Perhaps unsurprisingly, given the haphazard nature of the movie’s creation, Friday the 13th Part III also stands out in the franchise for one bizarre reason: it’s the only movie that doesn’t feature anyone saying the name ‘Jason.’
Now, admittedly, Part III takes place only a day after Part II, and there is only one character in the film from the Camp Crystal Lake area who may have heard the urban legend of Jason’s death and his mother’s murderous revenge.

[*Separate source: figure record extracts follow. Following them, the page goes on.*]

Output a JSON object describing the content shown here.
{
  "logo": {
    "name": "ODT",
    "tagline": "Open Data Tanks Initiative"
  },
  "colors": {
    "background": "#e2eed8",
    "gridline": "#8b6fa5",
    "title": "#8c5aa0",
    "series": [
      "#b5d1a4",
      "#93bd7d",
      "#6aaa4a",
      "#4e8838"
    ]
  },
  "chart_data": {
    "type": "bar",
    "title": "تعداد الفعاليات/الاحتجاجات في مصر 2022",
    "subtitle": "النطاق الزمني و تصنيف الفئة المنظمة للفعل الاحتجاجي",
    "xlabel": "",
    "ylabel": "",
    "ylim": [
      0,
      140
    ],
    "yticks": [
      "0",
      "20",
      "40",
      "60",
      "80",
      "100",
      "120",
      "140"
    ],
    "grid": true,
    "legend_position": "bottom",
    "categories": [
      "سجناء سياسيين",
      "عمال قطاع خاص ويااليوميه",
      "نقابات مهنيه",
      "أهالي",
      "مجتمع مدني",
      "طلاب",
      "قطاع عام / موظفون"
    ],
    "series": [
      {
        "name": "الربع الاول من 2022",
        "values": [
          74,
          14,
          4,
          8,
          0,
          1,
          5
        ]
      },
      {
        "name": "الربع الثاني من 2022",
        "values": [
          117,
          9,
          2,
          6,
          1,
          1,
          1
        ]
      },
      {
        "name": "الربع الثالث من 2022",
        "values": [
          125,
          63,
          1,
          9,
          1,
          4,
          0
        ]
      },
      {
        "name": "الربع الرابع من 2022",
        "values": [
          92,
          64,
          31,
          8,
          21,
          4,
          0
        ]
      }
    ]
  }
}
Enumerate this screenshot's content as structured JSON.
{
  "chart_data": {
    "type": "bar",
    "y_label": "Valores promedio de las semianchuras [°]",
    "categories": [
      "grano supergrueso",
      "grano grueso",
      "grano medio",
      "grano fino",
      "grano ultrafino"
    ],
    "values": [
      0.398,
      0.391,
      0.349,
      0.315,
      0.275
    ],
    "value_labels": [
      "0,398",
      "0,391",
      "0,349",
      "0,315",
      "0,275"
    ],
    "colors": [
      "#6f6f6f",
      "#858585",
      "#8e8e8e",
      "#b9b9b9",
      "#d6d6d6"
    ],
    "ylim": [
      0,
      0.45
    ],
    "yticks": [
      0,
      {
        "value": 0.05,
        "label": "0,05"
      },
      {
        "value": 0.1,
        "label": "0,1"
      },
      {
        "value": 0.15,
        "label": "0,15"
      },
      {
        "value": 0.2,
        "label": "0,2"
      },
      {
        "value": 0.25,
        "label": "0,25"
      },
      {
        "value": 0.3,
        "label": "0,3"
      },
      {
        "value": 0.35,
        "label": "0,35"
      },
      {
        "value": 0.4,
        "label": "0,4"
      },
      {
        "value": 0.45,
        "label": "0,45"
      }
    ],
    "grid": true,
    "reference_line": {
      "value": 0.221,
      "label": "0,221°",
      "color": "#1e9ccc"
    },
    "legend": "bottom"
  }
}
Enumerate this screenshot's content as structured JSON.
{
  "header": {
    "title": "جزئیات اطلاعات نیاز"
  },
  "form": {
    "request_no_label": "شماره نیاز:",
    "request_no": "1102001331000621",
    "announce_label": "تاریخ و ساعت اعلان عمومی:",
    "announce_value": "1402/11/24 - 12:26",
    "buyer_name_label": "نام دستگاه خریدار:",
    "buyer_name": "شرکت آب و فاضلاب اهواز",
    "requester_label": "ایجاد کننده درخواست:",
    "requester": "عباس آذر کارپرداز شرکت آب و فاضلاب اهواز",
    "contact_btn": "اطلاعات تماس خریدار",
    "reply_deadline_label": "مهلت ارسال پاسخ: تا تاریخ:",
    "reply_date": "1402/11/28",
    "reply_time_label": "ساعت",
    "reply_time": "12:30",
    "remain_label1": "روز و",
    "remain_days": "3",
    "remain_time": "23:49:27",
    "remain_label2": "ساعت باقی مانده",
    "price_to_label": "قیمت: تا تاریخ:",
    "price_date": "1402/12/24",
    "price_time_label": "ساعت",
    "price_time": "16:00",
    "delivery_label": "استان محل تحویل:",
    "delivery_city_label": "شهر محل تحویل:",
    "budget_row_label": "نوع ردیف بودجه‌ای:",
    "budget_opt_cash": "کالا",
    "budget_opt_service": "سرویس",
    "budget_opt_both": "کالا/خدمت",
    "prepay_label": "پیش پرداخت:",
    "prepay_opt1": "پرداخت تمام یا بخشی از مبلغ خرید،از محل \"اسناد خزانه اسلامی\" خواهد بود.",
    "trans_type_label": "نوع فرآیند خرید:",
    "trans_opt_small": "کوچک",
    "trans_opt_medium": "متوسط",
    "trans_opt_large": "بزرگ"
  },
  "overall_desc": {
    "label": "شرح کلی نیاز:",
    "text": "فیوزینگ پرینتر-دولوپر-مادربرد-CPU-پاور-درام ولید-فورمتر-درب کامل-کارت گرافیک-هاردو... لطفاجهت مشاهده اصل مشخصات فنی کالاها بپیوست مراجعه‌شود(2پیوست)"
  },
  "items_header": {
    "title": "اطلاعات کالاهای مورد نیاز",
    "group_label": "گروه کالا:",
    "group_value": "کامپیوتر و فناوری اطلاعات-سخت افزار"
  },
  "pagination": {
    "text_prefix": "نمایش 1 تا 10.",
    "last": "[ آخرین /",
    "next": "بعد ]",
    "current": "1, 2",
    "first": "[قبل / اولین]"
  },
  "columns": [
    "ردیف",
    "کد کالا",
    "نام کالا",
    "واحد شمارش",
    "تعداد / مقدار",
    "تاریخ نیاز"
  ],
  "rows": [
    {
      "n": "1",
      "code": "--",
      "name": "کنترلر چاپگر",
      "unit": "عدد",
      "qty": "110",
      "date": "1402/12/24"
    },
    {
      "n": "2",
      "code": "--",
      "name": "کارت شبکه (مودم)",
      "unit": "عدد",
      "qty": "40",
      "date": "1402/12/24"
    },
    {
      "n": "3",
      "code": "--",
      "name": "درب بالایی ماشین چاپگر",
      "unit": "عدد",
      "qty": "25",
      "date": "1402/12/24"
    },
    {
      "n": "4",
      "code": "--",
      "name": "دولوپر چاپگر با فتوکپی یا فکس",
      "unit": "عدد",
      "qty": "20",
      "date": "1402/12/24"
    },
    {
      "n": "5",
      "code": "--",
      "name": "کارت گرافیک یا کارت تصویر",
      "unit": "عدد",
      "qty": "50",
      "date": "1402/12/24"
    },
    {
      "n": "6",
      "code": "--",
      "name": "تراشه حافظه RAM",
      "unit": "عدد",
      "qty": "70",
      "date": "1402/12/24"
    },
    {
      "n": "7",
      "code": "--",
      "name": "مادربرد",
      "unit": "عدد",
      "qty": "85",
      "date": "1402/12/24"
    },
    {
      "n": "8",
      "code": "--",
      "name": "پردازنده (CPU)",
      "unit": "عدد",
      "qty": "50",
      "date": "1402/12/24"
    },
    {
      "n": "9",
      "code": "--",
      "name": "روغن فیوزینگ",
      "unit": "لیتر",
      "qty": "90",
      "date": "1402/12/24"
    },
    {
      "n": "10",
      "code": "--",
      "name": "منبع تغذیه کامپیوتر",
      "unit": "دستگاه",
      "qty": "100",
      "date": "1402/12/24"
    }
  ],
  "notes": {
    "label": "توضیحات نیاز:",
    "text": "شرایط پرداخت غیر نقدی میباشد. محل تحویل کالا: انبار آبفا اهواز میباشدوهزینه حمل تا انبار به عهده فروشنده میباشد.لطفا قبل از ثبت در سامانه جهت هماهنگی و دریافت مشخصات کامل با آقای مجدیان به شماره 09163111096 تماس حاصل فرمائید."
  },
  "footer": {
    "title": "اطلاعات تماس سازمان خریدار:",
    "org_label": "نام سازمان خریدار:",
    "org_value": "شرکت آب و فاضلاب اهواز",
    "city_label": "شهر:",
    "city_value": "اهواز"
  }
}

Unfortunately for this guy, he gets dispatched by Jason without even seeing the hulking maniac coming, so he doesn’t even get the chance to utter a shocked guess as to the identity of his attacker.
So, from a storytelling perspective, it perhaps makes sense why Jason’s name isn’t invoked in Part III. However, from another, more sensible perspective, it’s weird as hell as an entire movie can pass by without its villain being named. Keep in mind, in ’82, the home video market was nowhere near what it became, which meant few people going to see Part III would have been able to catch up on I and II beforehand.
Would they have necessarily remembered Jason’s name? Perhaps. What about oddballs who paid to see III without seeing the first two? They’d be completely lost! Even from a franchising perspective, if you’ve stumbled upon the iconic final form of your character, wouldn’t it make sense to give the guy a name? Ah, Friday the 13th. Never change.